Seppur sfocate, sgranate, in questo video è difficile non riconoscere le espressioni facciali. Questo amico di Santo che si porta le mani sul capo, un altro si stende sul corpo del ragazzo ferito, le urla, lo sparo. Tutto riporta in pochi secondi ad una gamma di emozioni dalla paura al dolore, dall’angoscia alla disperazione. Accade così che al cospetto di questi gesti, e della loro potenza, l’istinto naturale dovrebbe essere quello dell’immedesimazione tale da generare una reazione collettiva oltre la mera indignazione, invitando ad una profonda riflessione sulla fragilità della vita e sulla banalità della violenza.
Le immagini, inoltre, riescono ad avere il potere di normalizzare o demonizzare certi comportamenti. In un contesto in cui la violenza viene rappresentata nei media come un mezzo per risolvere conflitti o guadagnare rispetto, i giovani potrebbero percepire le stesse azioni come accettabili.

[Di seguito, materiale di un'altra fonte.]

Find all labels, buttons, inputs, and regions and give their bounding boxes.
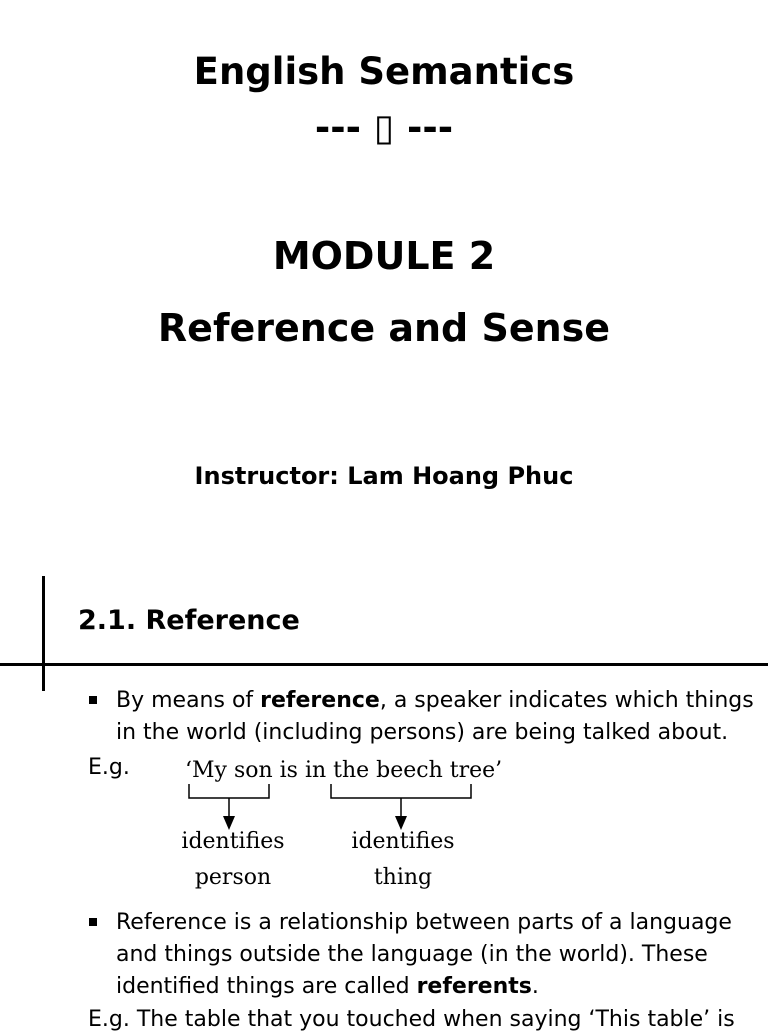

Attraverso queste immagini, in cui si vede Santo morire, si deve necessariamente capire il contrario, che la violenza non deve essere presentata come un atto eroico, avallando quella cultura in cui atti estremi possono sembrare inevitabili o addirittura desiderabili.
La diffusione delle immagini come quelle della morte di Santo devono fungere da catalizzatori per il cambiamento. Spingere sempre più ad una discussione pubblica, ad una mobilitazione sociale e ad una presa di coscienza collettiva. La viralità dei contenuti ha il potere di amplificare le voci che chiedono giustizia, come quelle della famiglia di Santo e di tutti i ragazzi morti per un futile motivo. Le immagini chiedono prevenzione, creando una pressione sociale che non può essere ignorata.